I can’t tell you how many times I have been asked if I am breastfeeding my baby, here in Boulder there is a lot of mom-shaming if you aren’t. I actually got the feeling they might not let me leave the hospital with my baby if I wasn’t planning to breastfeed her (not REALLY but there was a lot of pressure).
When I respond that, yes, I am breastfeeding my baby often times the response is oh great, the weight will just FALL off. When this is said I can’t help but feel my eye twitch and blood pressure rise a little. This is decidedly not the case for me and many other women I know. Serena Williams has talked openly with her struggles with weight loss and breastfeeding. Here is another article explaining some of the reasons.
It was harder the first time when breastfeeding wasn’t helping me lose weight and in fact seemed to impede my weight loss attempts. I had heard for so long how it helps so much and how the baby weight would just melt off. I did struggle with my supply with Cannon I worked hard to get my supply up enough to feed Cannon and have a freezer supply for him for when I went back to work. But no matter how I ate or exercised the weight barley budged. By the time Cannon was 10 months old my supply was drying up and Cannon didn’t care too much about nursing, he was happy to take a bottle. I was emotional about stopping, there was guilt about not making it to the one year mark but I had a freezer stash and it just wasn’t working for us anymore.
The one lucky thing was that I didn’t have any trouble weaning, we just stopped and my supply dried up, no need to slowly taper our feedings. That’s when things shifted, my hormones changed, I had much more energy and the weight literally did fall off. I was able to run further and I felt better than I had in months.
This time around is a little easier, I have tempered my expectations. Again the weight is not falling off but I don’t expect it to until we stop breastfeeding.
I did some research and found that the most important macros for creating breastmilk are protein and fat. After my research and talking to my Midwife I decided to try cutting out all processed carbs and raising my fat and protein percentage.
It’s not my easy but it does seem to be working, even if I have to fight for every pound. After eating this way for a month I have lost about ten pounds and my milk supply has stayed the same. I also have been increasing my exercise volume so I try to focus on lots of healthy fats and staying hydrated.

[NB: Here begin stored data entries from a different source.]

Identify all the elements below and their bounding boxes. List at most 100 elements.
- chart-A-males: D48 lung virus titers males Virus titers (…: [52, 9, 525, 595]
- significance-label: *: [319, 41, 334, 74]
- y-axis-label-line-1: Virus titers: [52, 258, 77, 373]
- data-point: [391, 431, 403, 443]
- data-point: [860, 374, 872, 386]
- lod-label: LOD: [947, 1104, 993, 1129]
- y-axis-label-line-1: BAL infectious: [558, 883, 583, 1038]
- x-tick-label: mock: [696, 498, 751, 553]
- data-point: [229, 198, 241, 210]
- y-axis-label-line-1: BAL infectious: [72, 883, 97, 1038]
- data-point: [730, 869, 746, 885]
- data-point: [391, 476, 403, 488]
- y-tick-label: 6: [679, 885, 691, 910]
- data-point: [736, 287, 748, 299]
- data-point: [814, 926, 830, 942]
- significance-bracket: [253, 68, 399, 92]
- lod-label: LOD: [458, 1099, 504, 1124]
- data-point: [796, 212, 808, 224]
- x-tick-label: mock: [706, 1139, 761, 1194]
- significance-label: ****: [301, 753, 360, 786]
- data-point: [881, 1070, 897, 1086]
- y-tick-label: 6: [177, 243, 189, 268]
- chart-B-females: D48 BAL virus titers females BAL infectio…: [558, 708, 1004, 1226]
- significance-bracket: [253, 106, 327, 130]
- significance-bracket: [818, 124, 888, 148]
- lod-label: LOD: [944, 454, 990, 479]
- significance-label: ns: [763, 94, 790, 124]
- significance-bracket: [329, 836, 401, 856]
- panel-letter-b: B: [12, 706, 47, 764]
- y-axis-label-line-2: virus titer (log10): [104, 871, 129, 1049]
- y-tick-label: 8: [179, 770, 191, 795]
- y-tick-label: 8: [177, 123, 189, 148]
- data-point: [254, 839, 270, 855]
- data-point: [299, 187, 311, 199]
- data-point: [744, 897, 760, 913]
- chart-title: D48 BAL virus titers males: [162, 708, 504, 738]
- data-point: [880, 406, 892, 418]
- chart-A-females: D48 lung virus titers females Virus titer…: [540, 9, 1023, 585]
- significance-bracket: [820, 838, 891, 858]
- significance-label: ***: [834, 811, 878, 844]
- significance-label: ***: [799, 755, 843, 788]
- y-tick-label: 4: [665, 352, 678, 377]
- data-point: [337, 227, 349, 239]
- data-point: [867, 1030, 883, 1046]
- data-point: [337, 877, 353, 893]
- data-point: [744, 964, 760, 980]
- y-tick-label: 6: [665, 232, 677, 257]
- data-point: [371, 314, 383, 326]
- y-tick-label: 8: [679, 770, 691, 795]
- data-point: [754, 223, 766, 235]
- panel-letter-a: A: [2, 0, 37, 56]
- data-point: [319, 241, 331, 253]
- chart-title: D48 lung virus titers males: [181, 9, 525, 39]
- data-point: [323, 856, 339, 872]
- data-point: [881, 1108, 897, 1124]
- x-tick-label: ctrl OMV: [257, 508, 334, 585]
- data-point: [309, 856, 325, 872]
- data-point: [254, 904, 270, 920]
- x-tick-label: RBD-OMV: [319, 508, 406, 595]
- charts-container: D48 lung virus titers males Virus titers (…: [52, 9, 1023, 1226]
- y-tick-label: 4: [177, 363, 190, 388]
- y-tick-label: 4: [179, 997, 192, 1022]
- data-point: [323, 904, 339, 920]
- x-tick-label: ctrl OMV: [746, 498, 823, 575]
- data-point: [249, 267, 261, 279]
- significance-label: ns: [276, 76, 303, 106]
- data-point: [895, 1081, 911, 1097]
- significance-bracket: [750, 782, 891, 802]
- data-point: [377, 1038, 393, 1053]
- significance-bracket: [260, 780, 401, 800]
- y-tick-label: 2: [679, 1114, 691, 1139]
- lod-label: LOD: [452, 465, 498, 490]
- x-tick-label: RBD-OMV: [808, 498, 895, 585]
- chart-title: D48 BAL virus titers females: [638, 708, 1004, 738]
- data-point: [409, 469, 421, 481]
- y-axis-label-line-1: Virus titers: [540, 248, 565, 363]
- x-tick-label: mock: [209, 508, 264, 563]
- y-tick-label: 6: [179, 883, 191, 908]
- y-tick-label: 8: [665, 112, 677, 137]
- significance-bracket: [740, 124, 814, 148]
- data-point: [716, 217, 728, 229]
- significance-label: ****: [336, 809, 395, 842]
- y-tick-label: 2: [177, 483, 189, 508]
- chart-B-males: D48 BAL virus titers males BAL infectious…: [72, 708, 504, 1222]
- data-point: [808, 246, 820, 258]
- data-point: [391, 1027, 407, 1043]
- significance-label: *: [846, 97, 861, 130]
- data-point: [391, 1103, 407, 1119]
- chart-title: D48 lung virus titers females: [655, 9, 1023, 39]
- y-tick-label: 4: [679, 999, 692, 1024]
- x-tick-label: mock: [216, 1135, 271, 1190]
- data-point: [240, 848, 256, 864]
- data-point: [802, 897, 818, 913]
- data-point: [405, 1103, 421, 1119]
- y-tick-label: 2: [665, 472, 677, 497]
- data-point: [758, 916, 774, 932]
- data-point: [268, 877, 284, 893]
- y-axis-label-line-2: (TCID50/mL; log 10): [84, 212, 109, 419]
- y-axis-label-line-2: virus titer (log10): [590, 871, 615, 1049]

My point in writing this is not to complain, I know how lucky I am to have had two healthy babies and to be able to nurse them at all. My reason for writing this is to hopefully shed some light on women’s’ different experiences so maybe one new mama won’t be so caught off guard like I was. Everyone has a different experience, for some women the weight does fall off and I have even heard stories from women where they put weight back on when they stop nursing, Serena explains that she couldn’t lose weight at all, for me it just makes it that much harder. And for now, that’s okay.